Rousseau : la liberté civile

Tocqueville : la Démocratie libérale ne garantit pas la liberté

Nietzsche : Le libre arbitre : invention des faibles pour culpabiliser les forts

Bergson : L'acte libre : un accord avec toute sa personne


Pour travailler sur tirage papier c'est ici :  EXO_LA-LIBERTE_textes.doc 4 pages sous Word



Epictète 130 ap. J.-C. : La liberté c'est accepter la maîtrise de la volonté, et le bonheur le bonheur comme acceptation du réel



[Le stoïcisme, prône l'indifférence à l'égard de ce qui ne dépend pas de nous mais peut nous affecter, qu'il s'agisse d'un bien ou d'un mal. La volonté, fondamentalement libre (synonyme... c'est le « pouvoir le vouloir ») nous permet de nous dominer, dans nos agitations mentales et de vouloir tout ce qui arrive. Le bonheur sous le forme de l'ataraxie (absence de troubles) est donc à notre portée. ]

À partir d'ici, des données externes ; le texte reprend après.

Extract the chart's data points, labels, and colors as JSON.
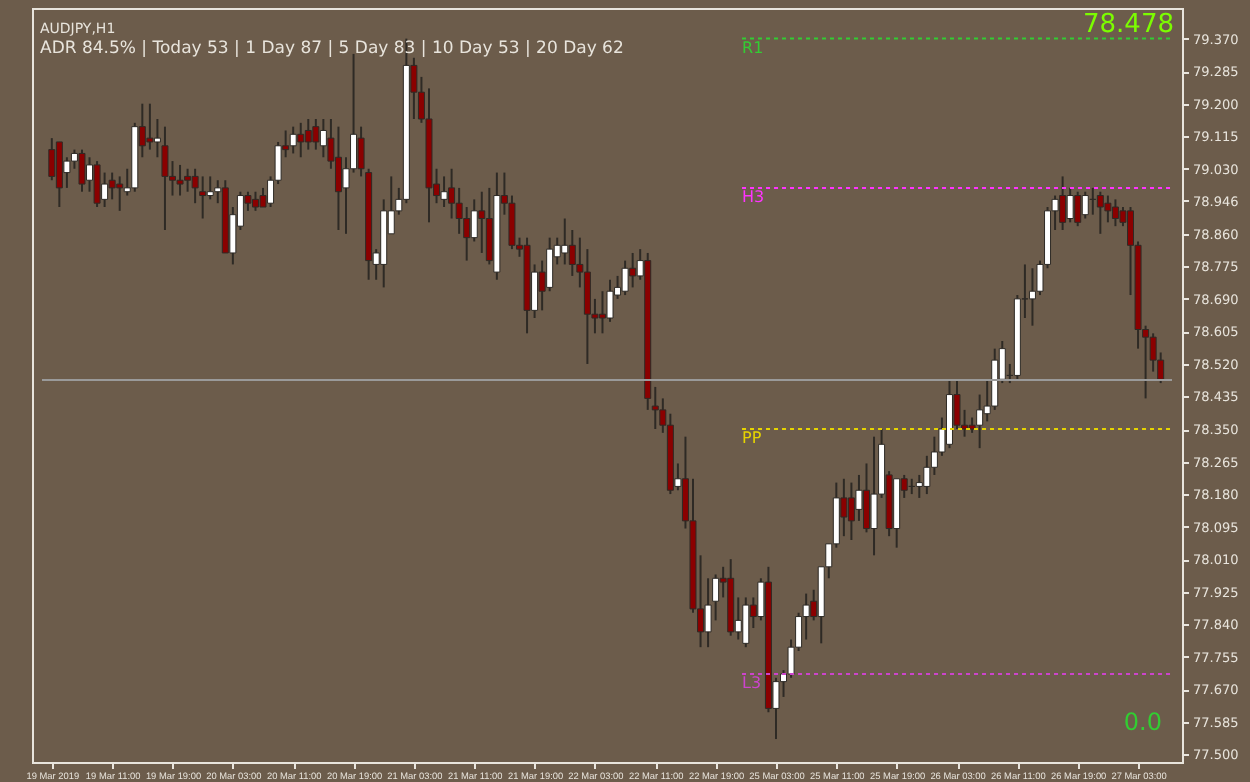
{
  "chart_data": {
    "type": "candlestick",
    "title": "AUDJPY,H1",
    "subtitle": "ADR 84.5% | Today 53 | 1 Day 87 | 5 Day 83 | 10 Day 53 | 20 Day 62",
    "categories": [
      "19 Mar 2019",
      null,
      null,
      null,
      null,
      null,
      null,
      null,
      "19 Mar 11:00",
      null,
      null,
      null,
      null,
      null,
      null,
      null,
      "19 Mar 19:00",
      null,
      null,
      null,
      null,
      null,
      null,
      null,
      "20 Mar 03:00",
      null,
      null,
      null,
      null,
      null,
      null,
      null,
      "20 Mar 11:00",
      null,
      null,
      null,
      null,
      null,
      null,
      null,
      "20 Mar 19:00",
      null,
      null,
      null,
      null,
      null,
      null,
      null,
      "21 Mar 03:00",
      null,
      null,
      null,
      null,
      null,
      null,
      null,
      "21 Mar 11:00",
      null,
      null,
      null,
      null,
      null,
      null,
      null,
      "21 Mar 19:00",
      null,
      null,
      null,
      null,
      null,
      null,
      null,
      "22 Mar 03:00",
      null,
      null,
      null,
      null,
      null,
      null,
      null,
      "22 Mar 11:00",
      null,
      null,
      null,
      null,
      null,
      null,
      null,
      "22 Mar 19:00",
      null,
      null,
      null,
      null,
      null,
      null,
      null,
      "25 Mar 03:00",
      null,
      null,
      null,
      null,
      null,
      null,
      null,
      "25 Mar 11:00",
      null,
      null,
      null,
      null,
      null,
      null,
      null,
      "25 Mar 19:00",
      null,
      null,
      null,
      null,
      null,
      null,
      null,
      "26 Mar 03:00",
      null,
      null,
      null,
      null,
      null,
      null,
      null,
      "26 Mar 11:00",
      null,
      null,
      null,
      null,
      null,
      null,
      null,
      "26 Mar 19:00",
      null,
      null,
      null,
      null,
      null,
      null,
      null,
      "27 Mar 03:00",
      null,
      null,
      null
    ],
    "ohlc": [
      [
        79.08,
        79.11,
        79.0,
        79.01
      ],
      [
        79.1,
        79.1,
        78.93,
        78.98
      ],
      [
        79.02,
        79.06,
        78.98,
        79.05
      ],
      [
        79.05,
        79.08,
        79.03,
        79.07
      ],
      [
        79.07,
        79.08,
        78.97,
        78.99
      ],
      [
        79.0,
        79.06,
        78.97,
        79.04
      ],
      [
        79.04,
        79.05,
        78.93,
        78.94
      ],
      [
        78.95,
        79.02,
        78.93,
        78.99
      ],
      [
        79.0,
        79.02,
        78.95,
        78.98
      ],
      [
        78.99,
        79.01,
        78.92,
        78.98
      ],
      [
        78.97,
        79.03,
        78.96,
        78.98
      ],
      [
        78.98,
        79.15,
        78.97,
        79.14
      ],
      [
        79.14,
        79.2,
        79.06,
        79.09
      ],
      [
        79.11,
        79.2,
        79.08,
        79.1
      ],
      [
        79.1,
        79.16,
        79.06,
        79.11
      ],
      [
        79.09,
        79.14,
        78.87,
        79.01
      ],
      [
        79.01,
        79.05,
        78.96,
        79.0
      ],
      [
        79.0,
        79.04,
        78.96,
        78.99
      ],
      [
        79.01,
        79.03,
        78.97,
        79.0
      ],
      [
        79.01,
        79.03,
        78.94,
        78.98
      ],
      [
        78.97,
        79.01,
        78.9,
        78.96
      ],
      [
        78.96,
        79.01,
        78.95,
        78.97
      ],
      [
        78.97,
        79.0,
        78.94,
        78.98
      ],
      [
        78.98,
        79.0,
        78.81,
        78.81
      ],
      [
        78.81,
        78.93,
        78.78,
        78.91
      ],
      [
        78.88,
        78.97,
        78.87,
        78.96
      ],
      [
        78.96,
        78.97,
        78.92,
        78.94
      ],
      [
        78.95,
        78.97,
        78.92,
        78.93
      ],
      [
        78.96,
        78.98,
        78.93,
        78.93
      ],
      [
        78.94,
        79.01,
        78.93,
        79.0
      ],
      [
        79.0,
        79.1,
        78.99,
        79.09
      ],
      [
        79.09,
        79.13,
        79.06,
        79.08
      ],
      [
        79.09,
        79.14,
        79.07,
        79.12
      ],
      [
        79.12,
        79.15,
        79.06,
        79.1
      ],
      [
        79.13,
        79.16,
        79.08,
        79.1
      ],
      [
        79.14,
        79.16,
        79.08,
        79.1
      ],
      [
        79.09,
        79.16,
        79.06,
        79.13
      ],
      [
        79.11,
        79.16,
        79.03,
        79.05
      ],
      [
        79.06,
        79.14,
        78.87,
        78.97
      ],
      [
        78.98,
        79.06,
        78.86,
        79.03
      ],
      [
        79.03,
        79.33,
        79.02,
        79.12
      ],
      [
        79.11,
        79.14,
        79.01,
        79.03
      ],
      [
        79.02,
        79.03,
        78.74,
        78.79
      ],
      [
        78.78,
        78.82,
        78.74,
        78.81
      ],
      [
        78.78,
        78.95,
        78.72,
        78.92
      ],
      [
        78.86,
        79.01,
        78.86,
        78.92
      ],
      [
        78.92,
        78.98,
        78.91,
        78.95
      ],
      [
        78.95,
        79.37,
        78.94,
        79.3
      ],
      [
        79.3,
        79.32,
        79.16,
        79.23
      ],
      [
        79.23,
        79.27,
        79.15,
        79.16
      ],
      [
        79.16,
        79.24,
        78.89,
        78.98
      ],
      [
        78.99,
        79.03,
        78.94,
        78.96
      ],
      [
        78.95,
        79.01,
        78.93,
        78.97
      ],
      [
        78.98,
        79.03,
        78.9,
        78.94
      ],
      [
        78.94,
        78.98,
        78.86,
        78.9
      ],
      [
        78.9,
        78.93,
        78.79,
        78.85
      ],
      [
        78.85,
        78.95,
        78.84,
        78.92
      ],
      [
        78.92,
        78.97,
        78.81,
        78.9
      ],
      [
        78.9,
        78.98,
        78.78,
        78.79
      ],
      [
        78.76,
        79.02,
        78.74,
        78.96
      ],
      [
        78.96,
        79.02,
        78.91,
        78.94
      ],
      [
        78.94,
        78.96,
        78.82,
        78.83
      ],
      [
        78.83,
        78.85,
        78.8,
        78.82
      ],
      [
        78.83,
        78.85,
        78.6,
        78.66
      ],
      [
        78.66,
        78.78,
        78.64,
        78.76
      ],
      [
        78.76,
        78.79,
        78.66,
        78.71
      ],
      [
        78.72,
        78.85,
        78.71,
        78.82
      ],
      [
        78.8,
        78.85,
        78.78,
        78.83
      ],
      [
        78.81,
        78.9,
        78.78,
        78.83
      ],
      [
        78.83,
        78.87,
        78.75,
        78.78
      ],
      [
        78.78,
        78.85,
        78.72,
        78.76
      ],
      [
        78.76,
        78.82,
        78.52,
        78.65
      ],
      [
        78.65,
        78.69,
        78.6,
        78.64
      ],
      [
        78.65,
        78.71,
        78.6,
        78.64
      ],
      [
        78.64,
        78.74,
        78.63,
        78.71
      ],
      [
        78.7,
        78.75,
        78.69,
        78.72
      ],
      [
        78.71,
        78.79,
        78.7,
        78.77
      ],
      [
        78.77,
        78.81,
        78.72,
        78.75
      ],
      [
        78.75,
        78.82,
        78.74,
        78.79
      ],
      [
        78.79,
        78.81,
        78.4,
        78.43
      ],
      [
        78.41,
        78.46,
        78.35,
        78.4
      ],
      [
        78.4,
        78.43,
        78.34,
        78.36
      ],
      [
        78.36,
        78.39,
        78.18,
        78.19
      ],
      [
        78.2,
        78.26,
        78.19,
        78.22
      ],
      [
        78.22,
        78.33,
        78.09,
        78.11
      ],
      [
        78.11,
        78.22,
        77.87,
        77.88
      ],
      [
        77.88,
        78.02,
        77.78,
        77.82
      ],
      [
        77.82,
        77.96,
        77.78,
        77.89
      ],
      [
        77.9,
        77.97,
        77.85,
        77.96
      ],
      [
        77.96,
        77.99,
        77.91,
        77.95
      ],
      [
        77.96,
        78.01,
        77.81,
        77.82
      ],
      [
        77.82,
        77.91,
        77.8,
        77.85
      ],
      [
        77.79,
        77.91,
        77.78,
        77.89
      ],
      [
        77.89,
        77.91,
        77.83,
        77.86
      ],
      [
        77.86,
        77.96,
        77.85,
        77.95
      ],
      [
        77.95,
        77.99,
        77.61,
        77.62
      ],
      [
        77.62,
        77.7,
        77.54,
        77.69
      ],
      [
        77.69,
        77.72,
        77.65,
        77.71
      ],
      [
        77.71,
        77.8,
        77.7,
        77.78
      ],
      [
        77.78,
        77.87,
        77.77,
        77.86
      ],
      [
        77.86,
        77.92,
        77.8,
        77.89
      ],
      [
        77.9,
        77.93,
        77.85,
        77.86
      ],
      [
        77.86,
        77.99,
        77.79,
        77.99
      ],
      [
        77.99,
        78.05,
        77.96,
        78.05
      ],
      [
        78.05,
        78.21,
        78.04,
        78.17
      ],
      [
        78.17,
        78.22,
        78.07,
        78.12
      ],
      [
        78.17,
        78.21,
        78.06,
        78.11
      ],
      [
        78.14,
        78.23,
        78.11,
        78.19
      ],
      [
        78.19,
        78.26,
        78.08,
        78.09
      ],
      [
        78.09,
        78.33,
        78.02,
        78.18
      ],
      [
        78.18,
        78.35,
        78.17,
        78.31
      ],
      [
        78.23,
        78.24,
        78.07,
        78.09
      ],
      [
        78.09,
        78.22,
        78.04,
        78.22
      ],
      [
        78.22,
        78.23,
        78.17,
        78.19
      ],
      [
        78.2,
        78.22,
        78.18,
        78.2
      ],
      [
        78.2,
        78.23,
        78.17,
        78.21
      ],
      [
        78.2,
        78.28,
        78.18,
        78.25
      ],
      [
        78.25,
        78.33,
        78.23,
        78.29
      ],
      [
        78.29,
        78.38,
        78.28,
        78.35
      ],
      [
        78.31,
        78.48,
        78.3,
        78.44
      ],
      [
        78.44,
        78.48,
        78.35,
        78.36
      ],
      [
        78.36,
        78.4,
        78.33,
        78.35
      ],
      [
        78.36,
        78.38,
        78.34,
        78.35
      ],
      [
        78.36,
        78.44,
        78.3,
        78.4
      ],
      [
        78.39,
        78.48,
        78.37,
        78.41
      ],
      [
        78.41,
        78.56,
        78.4,
        78.53
      ],
      [
        78.48,
        78.58,
        78.47,
        78.56
      ],
      [
        78.49,
        78.52,
        78.47,
        78.49
      ],
      [
        78.49,
        78.7,
        78.48,
        78.69
      ],
      [
        78.69,
        78.78,
        78.64,
        78.69
      ],
      [
        78.69,
        78.77,
        78.62,
        78.71
      ],
      [
        78.71,
        78.79,
        78.7,
        78.78
      ],
      [
        78.78,
        78.93,
        78.77,
        78.92
      ],
      [
        78.92,
        78.96,
        78.87,
        78.95
      ],
      [
        78.96,
        79.01,
        78.87,
        78.89
      ],
      [
        78.9,
        78.98,
        78.89,
        78.96
      ],
      [
        78.96,
        78.97,
        78.88,
        78.89
      ],
      [
        78.91,
        78.97,
        78.9,
        78.96
      ],
      [
        78.95,
        78.98,
        78.91,
        78.95
      ],
      [
        78.96,
        78.97,
        78.86,
        78.93
      ],
      [
        78.94,
        78.96,
        78.89,
        78.92
      ],
      [
        78.93,
        78.95,
        78.88,
        78.9
      ],
      [
        78.92,
        78.93,
        78.88,
        78.89
      ],
      [
        78.92,
        78.93,
        78.7,
        78.83
      ],
      [
        78.83,
        78.84,
        78.56,
        78.61
      ],
      [
        78.61,
        78.62,
        78.43,
        78.59
      ],
      [
        78.59,
        78.6,
        78.5,
        78.53
      ],
      [
        78.53,
        78.55,
        78.47,
        78.48
      ]
    ],
    "ylim": [
      77.48,
      79.45
    ],
    "yticks": [
      {
        "value": 77.5,
        "label": "77.500"
      },
      77.585,
      {
        "value": 77.67,
        "label": "77.670"
      },
      77.755,
      {
        "value": 77.84,
        "label": "77.840"
      },
      77.925,
      {
        "value": 78.01,
        "label": "78.010"
      },
      78.095,
      {
        "value": 78.18,
        "label": "78.180"
      },
      78.265,
      {
        "value": 78.35,
        "label": "78.350"
      },
      78.435,
      {
        "value": 78.52,
        "label": "78.520"
      },
      78.605,
      {
        "value": 78.69,
        "label": "78.690"
      },
      78.775,
      {
        "value": 78.86,
        "label": "78.860"
      },
      78.946,
      {
        "value": 79.03,
        "label": "79.030"
      },
      79.115,
      {
        "value": 79.2,
        "label": "79.200"
      },
      79.285,
      {
        "value": 79.37,
        "label": "79.370"
      }
    ],
    "ref_lines": [
      {
        "axis": "y",
        "value": 79.37,
        "label": "R1",
        "color": "#33cc33",
        "line_style": "dotted"
      },
      {
        "axis": "y",
        "value": 78.98,
        "label": "H3",
        "color": "#ff33ff",
        "line_style": "dotted"
      },
      {
        "axis": "y",
        "value": 78.35,
        "label": "PP",
        "color": "#e6d400",
        "line_style": "dotted"
      },
      {
        "axis": "y",
        "value": 77.71,
        "label": "L3",
        "color": "#cc44cc",
        "line_style": "dotted"
      },
      {
        "axis": "y",
        "value": 78.478,
        "label": null,
        "color": "#9a9a9a",
        "line_style": "solid"
      }
    ],
    "annotations": [
      "78.478",
      "0.0"
    ],
    "grid": false
  }
}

I. 1 - Il y a des choses qui dépendent de nous et d'autres qui ne dépendent pas de nous. Ce qui dépend de nous, c'est la croyance, la tendance [hormé], le désir, le refus [l'aversion], bref tout ce sur quoi nous pouvons avoir une action. Ce qui ne dépend pas de nous, c'est la santé, la richesse, l'opinion des autres, les honneurs, bref tout ce qui ne vient pas de notre action.


2 - Ce qui dépend de nous est, par sa nature même, soumis à notre libre volonté ; nul ne peut nous empêcher de le faire ni nous entraver dans notre action. Ce qui ne dépend pas de nous est sans force propre, esclave d'autrui ; une volonté étrangère peut nous en priver.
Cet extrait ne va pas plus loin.